Although Russia will almost certainly attempt to stall Finland and Sweden’s efforts to join NATO, Henry Wilkinson, Chief Intelligence Officer at security intelligence firm Dragonfly, argues that its efforts are unlikely to derail and deter both countries’ membership applications despite the risks to businesses and markets:

“Finland and Sweden’s push to gain NATO membership and bring them under its security umbrella is a strategic failure for Russia, given its goals of keeping NATO from its borders. The invasion of Ukraine has not been the deterrent that Putin assumed it would but instead has given a greater sense of urgency about the need for collective defence in European countries.

“The process of Finland and Sweden joining NATO is nevertheless likely to unsettle markets and maintain inflationary pressures. We are tracking significant concerns among business clients about the market volatility, security and cyber risks in the intervening period between now and when those countries attain membership as Russia looks to derail and deter both countries’ membership applications.

“Russia is likely to make vigorous efforts to prevent or stall the process, making the intervening period between now and when either country joins NATO one of further geopolitical uncertainty and security anxieties.
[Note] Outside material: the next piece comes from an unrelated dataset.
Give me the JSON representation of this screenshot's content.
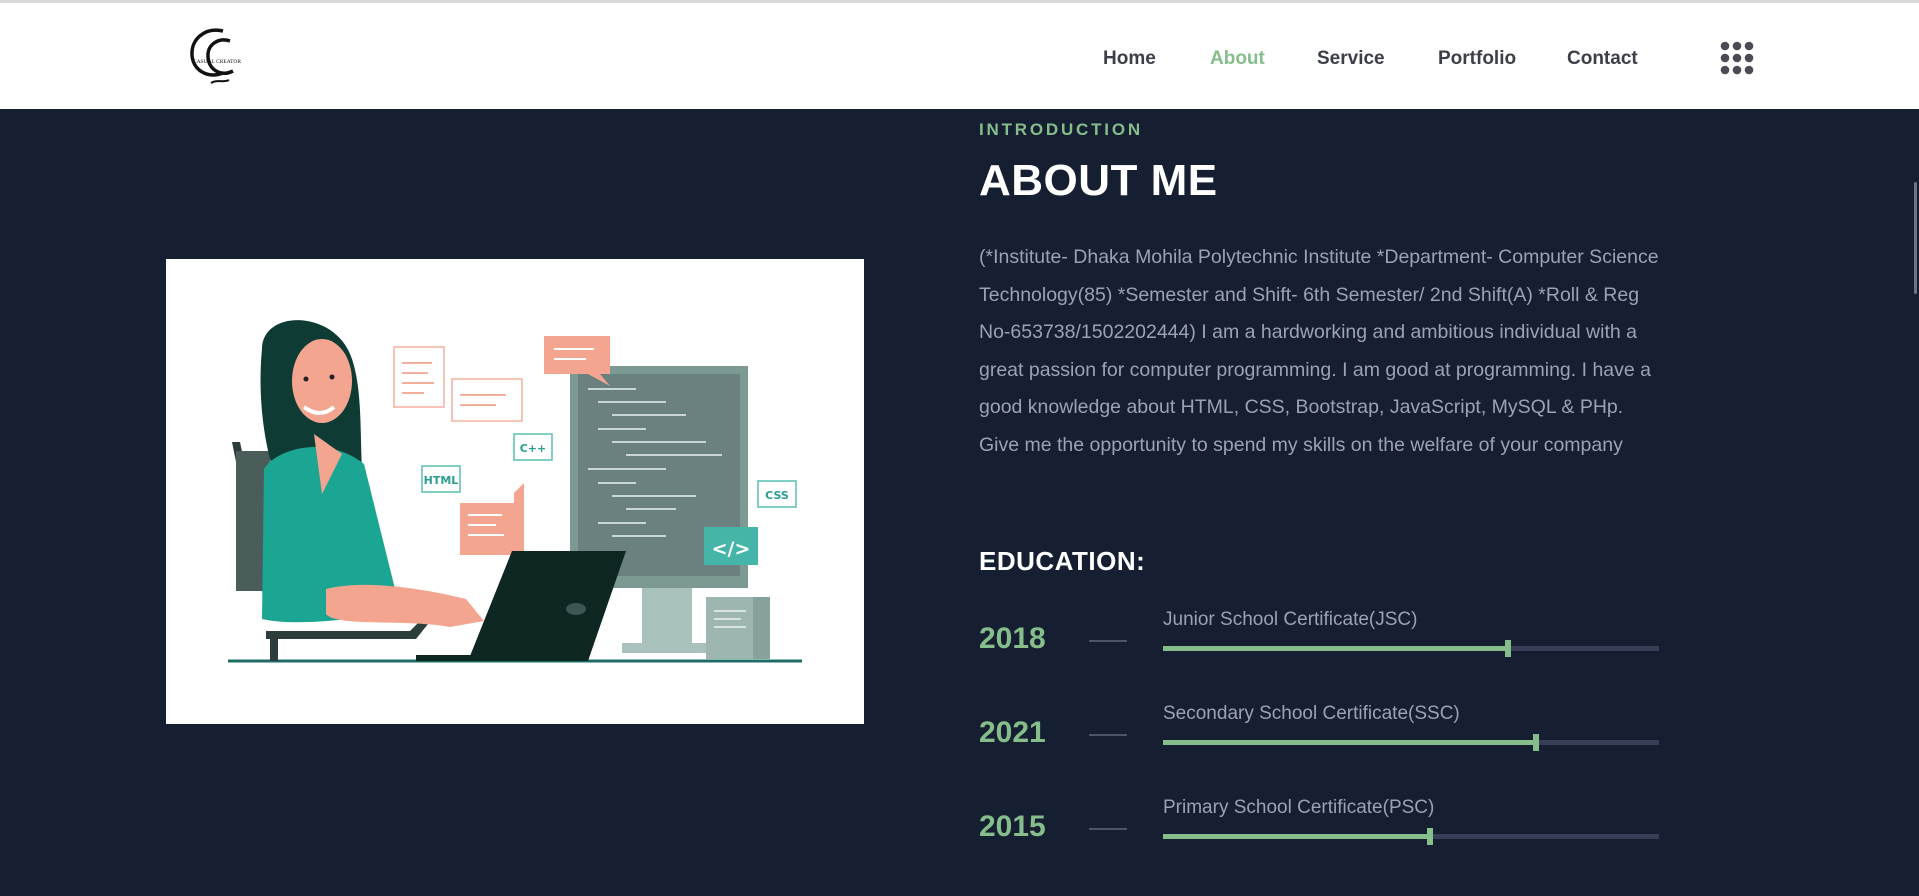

We also anticipate intensified efforts by Russia to divide NATO member states and undermine consensus in inviting Finland and Sweden as new members.

“Russia has few options to prevent either country from joining, but it will almost certainly aim to apply pressure where it can to dissuade them. Russia is overstretched militarily and economically because of the war in Ukraine. Putin’s main strategic and political priority at this point seems to be victory in Donbas at almost any cost. This presents a window of opportunity for Finland and Sweden to join NATO with less risk of Russia deploying armed forces in a manner and scale that would intimidate either country to back down. And such intimidation at this point would probably only serve to accelerate the process.

“Most immediately, we anticipate increased hostile cyber and political activity by Russia against both Finland and Sweden, particularly aggressive misinformation and intimidation campaigns. We also expect intensified efforts by Russia to target NATO member states which it sees as more vulnerable to weakening popular or political support for NATO expansion. Disinformation campaigns by Russia are unlikely to destabilise Finland or Sweden, such as by prompting unrest due to divisive messaging, let alone derail any NATO accession.

“Nevertheless, we forecast more militarised efforts by Russia to stall or derail Finland or Sweden from joining NATO, including further attempts at coercive nuclear posturing, increased military activity in the Baltic Sea and airspace incursions by Russian military aircraft. We also anticipate that Russia will attempt to militarily press territorial claims in the Arctic to exert pressure, and moderate increases in Russian military deployments along the Finnish border and in Kaliningrad.”